In addition to improve the brain function, eating fish can also reduce heart disease risk in young women, a new study suggests.
Fish is rich in omega 3 fatty acids. According to recent research published in the journal of the American Heart Association, the fatty acids in fish can help reduce the risk of heart disease.
The study was conducted in women of childbearing age in Denmark. Those who rarely or never ate fish had a 50% more heart problems than those who ate fish regularly. In addition, women who are rarely or never ate fish had a 90% higher risk of heart disease than those who ate fish high in omega-3 weekly.
A total of 49,000 women aged 15-49 were answered food frequency questionnaires about how often they eat fish and the amount of fish they eaten as well as family history questions.
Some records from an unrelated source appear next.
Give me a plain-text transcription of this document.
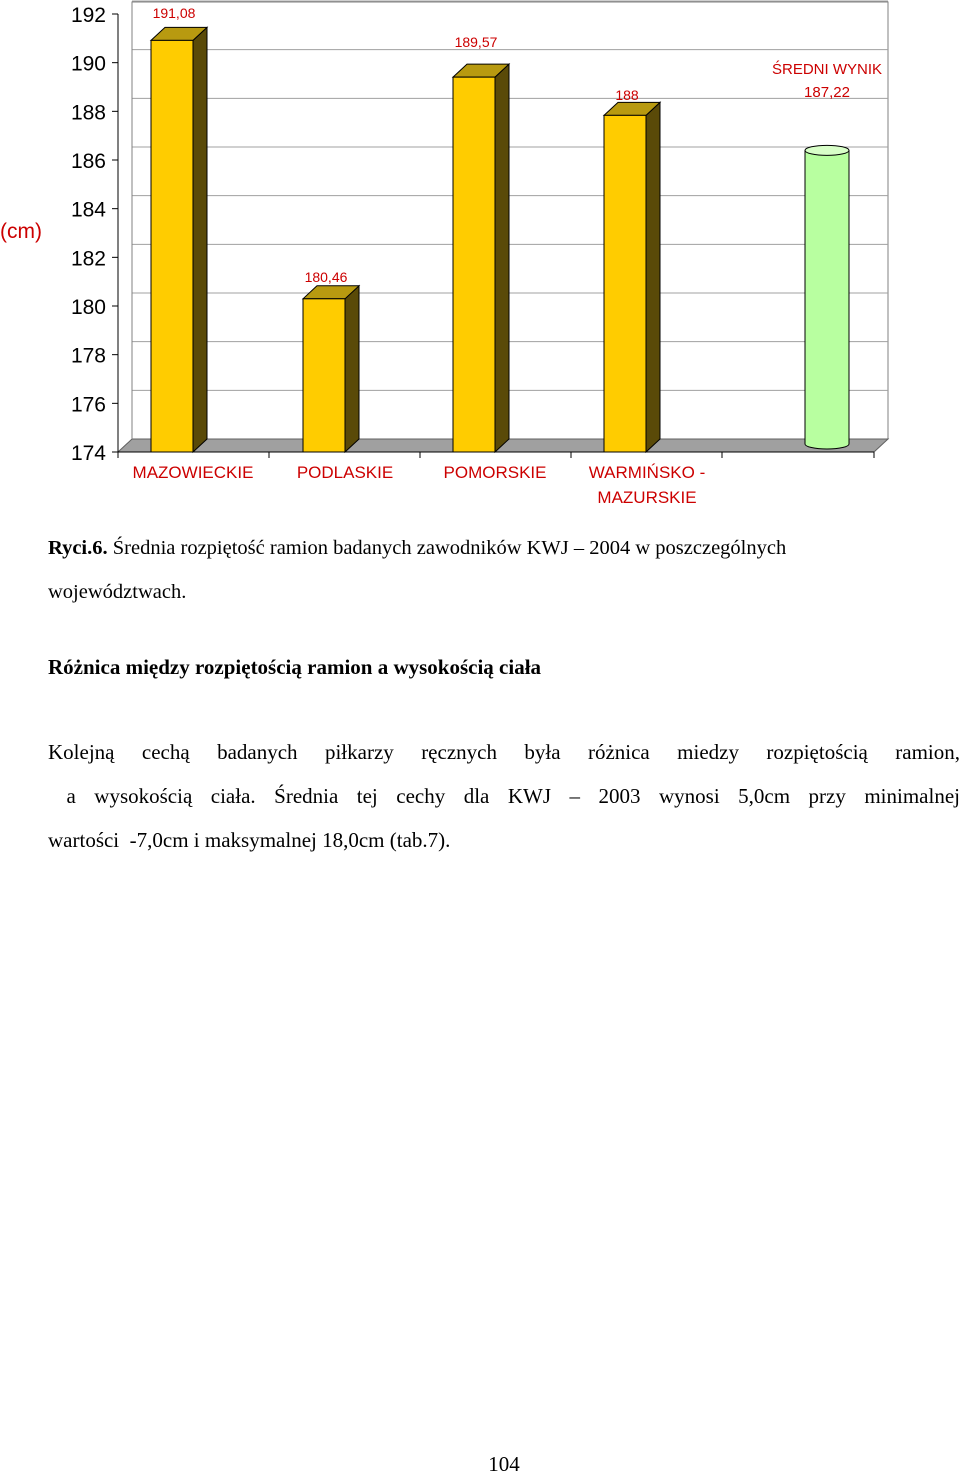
192
190
188
186
184
182
180
178
176
174
191,08
180,46
189,57
188
(cm)
MAZOWIECKIE	PODLASKIE	POMORSKIE WARMIŃSKO -
MAZURSKIE
ŚREDNI WYNIK
187,22
Ryci.6. Średnia rozpiętość ramion badanych zawodników KWJ – 2004 w poszczególnych
województwach.
Różnica między rozpiętością ramion a wysokością ciała
Kolejną cechą badanych piłkarzy ręcznych była różnica miedzy rozpiętością ramion,
a wysokością ciała. Średnia tej cechy dla KWJ – 2003 wynosi 5,0cm przy minimalnej
wartości  -7,0cm i maksymalnej 18,0cm (tab.7).
104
The study reveals even women who ate fish several times a month had benefited. They were less likely to sick.
“Women who ate fish should found encouraging results. It is important to emphasize that to obtain the greatest benefit from fish, women should eat fish at least twice a week,” said lead researcher, Marin Strom.
The most common fish consumed by women in this study include salmon, mackerel, cod, and herring.
“Our study shows that for younger women, eating fish is very important for overall health, and although we found the cardio-protective effect on the level of food is relatively simple, but higher levels can produce additional benefits, “he said.